Я поблагодарила и пошла домой с чувством внезапного озарения. Наше время! Не сразу даже до конца понятно стало, какая помощь пришла ко мне.





Читатель, может быть, заметил, а скорей всего, не заметил (как и я сама), что, работая над темой «Ленин», я мыслила и жила в прошлом, в той отодвинутости времени, когда мы, люди пера, или, как нас окрестили, люди буквы (литеры), воспринимаем его исторически. А воспринимать время исторически — это значит чувствовать себя отсутствующим (или, точней, не присутствующим лично) в той эпохе, какую стараемся описать. И еще одно наблюденье, может, и не ускользнувшее от читателя, — он, во всяком случае, волен его тут же проверить: есть такой жанр, кроме романа, который естественно было бы назвать «историческим», поскольку он говорит о прошлом, — это мемуары. А между тем нет в мире, и абсолютно быть не может, таких «воспоминаний», которые писались бы «исторически». Дело в том, что в них стержнем (или осью) сидит живое человеческое «я», вокруг которого и вертится материал, сразу становящийся не фактами истории, а фактами жизни. Пока жив сам мемуарист, живет и поживает его «я», — жив и материал вокруг него, пульсирующий кровью сегодняшнего дня, хотя бы описывался мемуаристом день вчерашний и позавчерашний. Только после смерти стержня, то есть — самого мемуариста, факты его жизни, мертвея, уходят в историю. Наше время!

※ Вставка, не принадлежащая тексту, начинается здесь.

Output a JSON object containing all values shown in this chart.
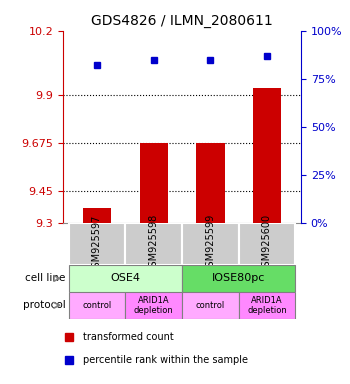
{
  "title": "GDS4826 / ILMN_2080611",
  "samples": [
    "GSM925597",
    "GSM925598",
    "GSM925599",
    "GSM925600"
  ],
  "bar_values": [
    9.37,
    9.675,
    9.675,
    9.93
  ],
  "percentile_values": [
    82,
    85,
    85,
    87
  ],
  "left_ylim": [
    9.3,
    10.2
  ],
  "right_ylim": [
    0,
    100
  ],
  "left_yticks": [
    9.3,
    9.45,
    9.675,
    9.9,
    10.2
  ],
  "right_yticks": [
    0,
    25,
    50,
    75,
    100
  ],
  "right_yticklabels": [
    "0%",
    "25%",
    "50%",
    "75%",
    "100%"
  ],
  "bar_color": "#cc0000",
  "dot_color": "#0000cc",
  "bar_width": 0.5,
  "cell_line_labels": [
    "OSE4",
    "IOSE80pc"
  ],
  "cell_line_groups": [
    [
      0,
      1
    ],
    [
      2,
      3
    ]
  ],
  "cell_line_colors": [
    "#ccffcc",
    "#66dd66"
  ],
  "protocol_labels": [
    "control",
    "ARID1A\ndepletion",
    "control",
    "ARID1A\ndepletion"
  ],
  "protocol_colors": [
    "#ffaaff",
    "#ff88ff",
    "#ffaaff",
    "#ff88ff"
  ],
  "sample_box_color": "#cccccc",
  "legend_bar_label": "transformed count",
  "legend_dot_label": "percentile rank within the sample",
  "left_axis_color": "#cc0000",
  "right_axis_color": "#0000cc",
  "grid_color": "#000000",
  "xlabel_rotation": -90
}
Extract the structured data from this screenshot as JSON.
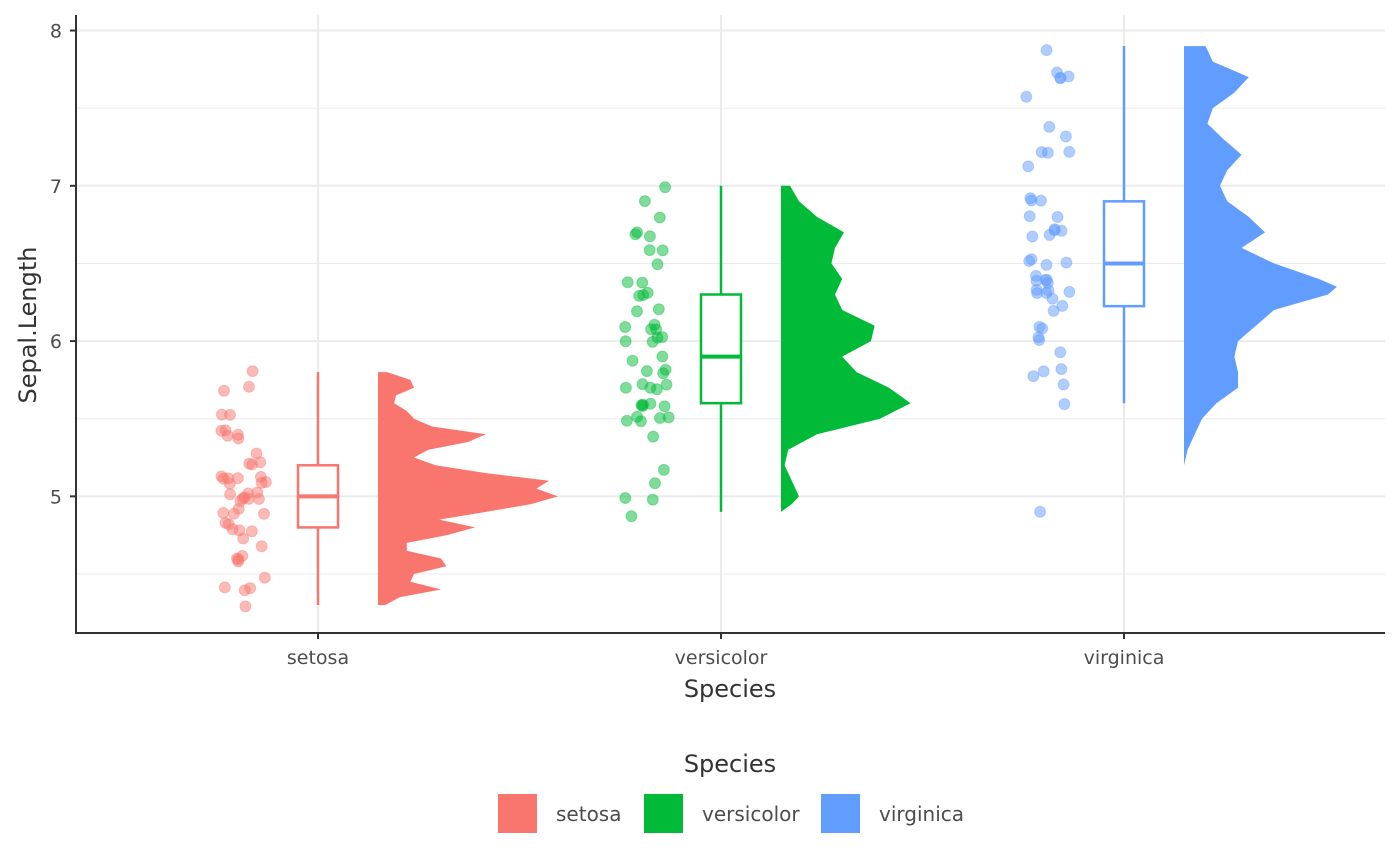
{
  "chart_data": {
    "type": "raincloud",
    "xlabel": "Species",
    "ylabel": "Sepal.Length",
    "categories": [
      "setosa",
      "versicolor",
      "virginica"
    ],
    "y_ticks": [
      "5",
      "6",
      "7",
      "8"
    ],
    "ylim": [
      4.12,
      8.1
    ],
    "grid": true,
    "legend": {
      "title": "Species",
      "position": "bottom",
      "entries": [
        "setosa",
        "versicolor",
        "virginica"
      ]
    },
    "colors": {
      "setosa": "#F8766D",
      "versicolor": "#00BA38",
      "virginica": "#619CFF"
    },
    "series": [
      {
        "name": "setosa",
        "points": [
          5.1,
          4.9,
          4.7,
          4.6,
          5.0,
          5.4,
          4.6,
          5.0,
          4.4,
          4.9,
          5.4,
          4.8,
          4.8,
          4.3,
          5.8,
          5.7,
          5.4,
          5.1,
          5.7,
          5.1,
          5.4,
          5.1,
          4.6,
          5.1,
          4.8,
          5.0,
          5.0,
          5.2,
          5.2,
          4.7,
          4.8,
          5.4,
          5.2,
          5.5,
          4.9,
          5.0,
          5.5,
          4.9,
          4.4,
          5.1,
          5.0,
          4.5,
          4.4,
          5.0,
          5.1,
          4.8,
          5.1,
          4.6,
          5.3,
          5.0
        ],
        "box": {
          "min": 4.3,
          "q1": 4.8,
          "median": 5.0,
          "q3": 5.2,
          "max": 5.8
        },
        "density": [
          [
            4.3,
            0.04
          ],
          [
            4.35,
            0.12
          ],
          [
            4.4,
            0.35
          ],
          [
            4.45,
            0.18
          ],
          [
            4.5,
            0.2
          ],
          [
            4.55,
            0.38
          ],
          [
            4.6,
            0.35
          ],
          [
            4.65,
            0.16
          ],
          [
            4.7,
            0.16
          ],
          [
            4.75,
            0.38
          ],
          [
            4.8,
            0.54
          ],
          [
            4.85,
            0.34
          ],
          [
            4.9,
            0.6
          ],
          [
            4.95,
            0.85
          ],
          [
            5.0,
            1.0
          ],
          [
            5.05,
            0.88
          ],
          [
            5.1,
            0.95
          ],
          [
            5.15,
            0.6
          ],
          [
            5.2,
            0.32
          ],
          [
            5.25,
            0.2
          ],
          [
            5.3,
            0.28
          ],
          [
            5.35,
            0.5
          ],
          [
            5.4,
            0.6
          ],
          [
            5.45,
            0.3
          ],
          [
            5.5,
            0.2
          ],
          [
            5.55,
            0.16
          ],
          [
            5.6,
            0.09
          ],
          [
            5.65,
            0.1
          ],
          [
            5.7,
            0.2
          ],
          [
            5.75,
            0.18
          ],
          [
            5.8,
            0.05
          ]
        ]
      },
      {
        "name": "versicolor",
        "points": [
          7.0,
          6.4,
          6.9,
          5.5,
          6.5,
          5.7,
          6.3,
          4.9,
          6.6,
          5.2,
          5.0,
          5.9,
          6.0,
          6.1,
          5.6,
          6.7,
          5.6,
          5.8,
          6.2,
          5.6,
          5.9,
          6.1,
          6.3,
          6.1,
          6.4,
          6.6,
          6.8,
          6.7,
          6.0,
          5.7,
          5.5,
          5.5,
          5.8,
          6.0,
          5.4,
          6.0,
          6.7,
          6.3,
          5.6,
          5.5,
          5.5,
          6.1,
          5.8,
          5.0,
          5.6,
          5.7,
          5.7,
          6.2,
          5.1,
          5.7
        ],
        "box": {
          "min": 4.9,
          "q1": 5.6,
          "median": 5.9,
          "q3": 6.3,
          "max": 7.0
        },
        "density": [
          [
            4.9,
            0.0
          ],
          [
            4.95,
            0.06
          ],
          [
            5.0,
            0.1
          ],
          [
            5.1,
            0.06
          ],
          [
            5.2,
            0.02
          ],
          [
            5.3,
            0.04
          ],
          [
            5.4,
            0.2
          ],
          [
            5.5,
            0.55
          ],
          [
            5.6,
            0.72
          ],
          [
            5.7,
            0.6
          ],
          [
            5.8,
            0.42
          ],
          [
            5.9,
            0.34
          ],
          [
            6.0,
            0.5
          ],
          [
            6.1,
            0.52
          ],
          [
            6.2,
            0.34
          ],
          [
            6.3,
            0.3
          ],
          [
            6.4,
            0.34
          ],
          [
            6.5,
            0.28
          ],
          [
            6.6,
            0.3
          ],
          [
            6.7,
            0.35
          ],
          [
            6.8,
            0.2
          ],
          [
            6.9,
            0.1
          ],
          [
            7.0,
            0.05
          ]
        ]
      },
      {
        "name": "virginica",
        "points": [
          6.3,
          5.8,
          7.1,
          6.3,
          6.5,
          7.6,
          4.9,
          7.3,
          6.7,
          7.2,
          6.5,
          6.4,
          6.8,
          5.7,
          5.8,
          6.4,
          6.5,
          7.7,
          7.7,
          6.0,
          6.9,
          5.6,
          7.7,
          6.3,
          6.7,
          7.2,
          6.2,
          6.1,
          6.4,
          7.2,
          7.4,
          7.9,
          6.4,
          6.3,
          6.1,
          7.7,
          6.3,
          6.4,
          6.0,
          6.9,
          6.7,
          6.9,
          5.8,
          6.8,
          6.7,
          6.7,
          6.3,
          6.5,
          6.2,
          5.9
        ],
        "box": {
          "min": 5.6,
          "q1": 6.225,
          "median": 6.5,
          "q3": 6.9,
          "max": 7.9
        },
        "density": [
          [
            4.9,
            0.0
          ],
          [
            5.0,
            0.0
          ],
          [
            5.1,
            0.0
          ],
          [
            5.2,
            0.0
          ],
          [
            5.3,
            0.02
          ],
          [
            5.4,
            0.06
          ],
          [
            5.5,
            0.1
          ],
          [
            5.6,
            0.18
          ],
          [
            5.7,
            0.3
          ],
          [
            5.8,
            0.3
          ],
          [
            5.9,
            0.28
          ],
          [
            6.0,
            0.3
          ],
          [
            6.1,
            0.4
          ],
          [
            6.2,
            0.5
          ],
          [
            6.3,
            0.8
          ],
          [
            6.35,
            0.85
          ],
          [
            6.4,
            0.75
          ],
          [
            6.5,
            0.5
          ],
          [
            6.6,
            0.32
          ],
          [
            6.7,
            0.45
          ],
          [
            6.8,
            0.36
          ],
          [
            6.9,
            0.24
          ],
          [
            7.0,
            0.2
          ],
          [
            7.1,
            0.24
          ],
          [
            7.2,
            0.32
          ],
          [
            7.3,
            0.22
          ],
          [
            7.4,
            0.13
          ],
          [
            7.5,
            0.16
          ],
          [
            7.6,
            0.28
          ],
          [
            7.7,
            0.36
          ],
          [
            7.8,
            0.16
          ],
          [
            7.9,
            0.12
          ]
        ]
      }
    ]
  }
}
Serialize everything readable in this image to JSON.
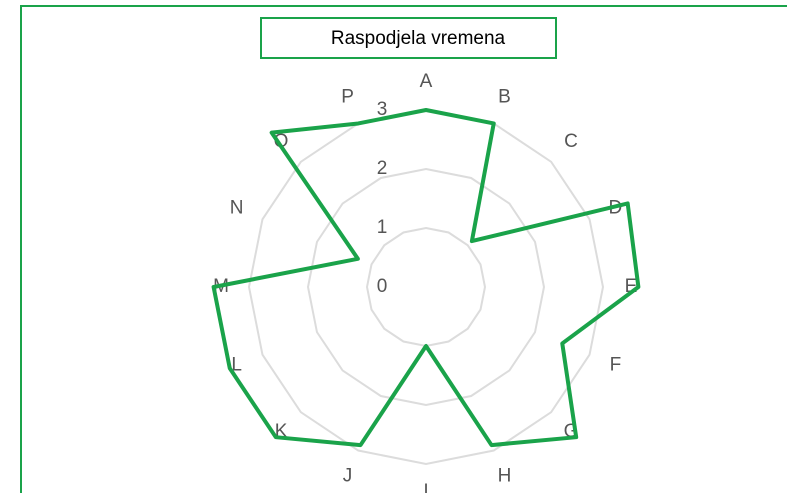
{
  "chart_data": {
    "type": "radar",
    "title": "Raspodjela vremena",
    "categories": [
      "A",
      "B",
      "C",
      "D",
      "E",
      "F",
      "G",
      "H",
      "I",
      "J",
      "K",
      "L",
      "M",
      "N",
      "O",
      "P"
    ],
    "series": [
      {
        "color": "#1aa34a",
        "values": [
          3,
          3,
          1.1,
          3.7,
          3.6,
          2.5,
          3.6,
          2.9,
          1,
          2.9,
          3.6,
          3.6,
          3.6,
          1.25,
          3.7,
          3
        ]
      }
    ],
    "ylim": [
      0,
      4
    ],
    "yticks": [
      0,
      1,
      2,
      3
    ],
    "grid": true
  }
}
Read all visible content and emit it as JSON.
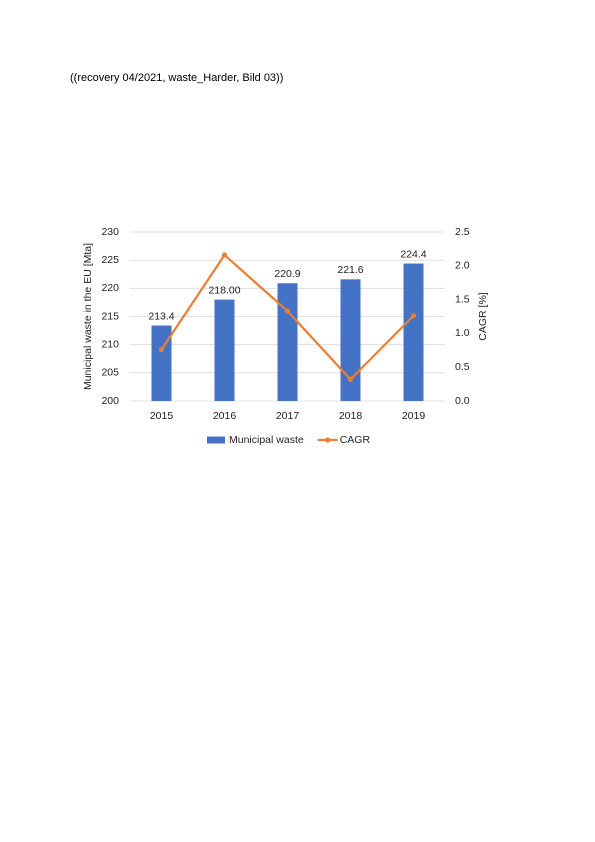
{
  "caption": "((recovery 04/2021, waste_Harder, Bild 03))",
  "chart_data": {
    "type": "combo",
    "y_label": "Municipal waste in the EU [Mta]",
    "y2_label": "CAGR [%]",
    "categories": [
      "2015",
      "2016",
      "2017",
      "2018",
      "2019"
    ],
    "series": [
      {
        "name": "Municipal waste",
        "type": "bar",
        "color": "#4472c4",
        "values": [
          213.4,
          218.0,
          220.9,
          221.6,
          224.4
        ],
        "value_labels": [
          "213.4",
          "218.00",
          "220.9",
          "221.6",
          "224.4"
        ]
      },
      {
        "name": "CAGR",
        "type": "line",
        "axis": "y2",
        "color": "#ed7d31",
        "values": [
          0.76,
          2.16,
          1.33,
          0.32,
          1.26
        ]
      }
    ],
    "ylim": [
      200,
      230
    ],
    "yticks": [
      200,
      205,
      210,
      215,
      220,
      225,
      230
    ],
    "y2lim": [
      0,
      2.5
    ],
    "y2ticks": [
      {
        "value": 0,
        "label": "0.0"
      },
      0.5,
      {
        "value": 1,
        "label": "1.0"
      },
      1.5,
      {
        "value": 2,
        "label": "2.0"
      },
      2.5
    ],
    "grid": true,
    "legend": "bottom"
  }
}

Я шла домой, занятая внутренней перестройкой, происходившей в моем сознании. Цифры 1924–1936, от переезда Горького в Сорренто и до его смерти в Москве, стояли перед глазами с яркостью зажженной иллюминации. Но вот они стали тускнеть, и вместо них загорелись 1905–1924, годы, охватывающие мою тему, годы знакомства, дружбы, конфликта и предсмертной близости Ленина и Горького. В них было одно, о чем раньше я как-то совсем забыла. В них был тот непреложный факт, что годы эти были и моей современностью, я сама жила в эти годы, — пусть в их начале мелкой, обыденной жизнью еще несмышленыша, но в том же времени и пространстве, в той же приблизительно обстановке. Память, как шахматные фигуры на доске, начала тотчас же услужливо передвигать передо мной кадры, открылось светящееся окошечко в прошлое, — год 1905-й, Москва, мне семнадцать лет. Зима, баррикады в том переулке, где мы с сестрой, отпущенные на рождественские каникулы из пансиона домой, таскали от тетки с ее милостивого дозволения какие-то старые ведра и заношенные матрацы на стихийно громоздившуюся баррикаду. Зима 1906-го — делегаты из реального училища Фидлера в нашей гимназии Ржевской… и лето в Швейцарии, то самое лето, когда в дачном вагончике я подслушала русский разговор о непонятных «отрезках». И мы с еще молодой моей матерью поднялись — из Montreux или Glion'a, уж не помню, — мы тогда жили в Лозанне, — на самую вершину Rocher de Naye, шли целый день, а заночевали в гостинице, чтоб, как принято, восход солнца встретить… Rocher de Naye! Спустя десять лет, в декабре 1916 года, Ленин писал Инессе Арманд в Кларан: «Гуляйте по горам на лыжах около Rocher de Naye».[151] Значит, будь я сознательней, учись и вращайся в другой среде, я могла бы при своих выездах за границу встретиться где-нибудь с Инессой и вдруг — чего только не бывает в жизни — на улице, в вагоне, в лесу, на прогулке, в Париже, в берлинском Тиргартене пройти мимо небольшого, простого на вид, в скромном пиджаке, в котелке — величайшего человека эпохи, которого мне предстояло на всю жизнь заключить в сердце и разуме; — и которого я никогда, ни разу в жизни не видела. Выезды мои до революции в зарубежные страны — Швейцарию, Австрию, Германию, Францию совпадали во времени не только с годами эмиграции Ленина, но и с местами его жизни на чужбине, а я — так близко — ничего не знала и не увидела. Может быть, создадут в математике такую отрасль, которая рядом с теорией вероятностей разработает теорию «утерянных возможностей»…

150

«В. И. Ленин и А. М. Горький. Письма, воспоминания, документы», с. 303.

151

В. И. Ленин. Полн. собр. соч., т. 49, с. 339.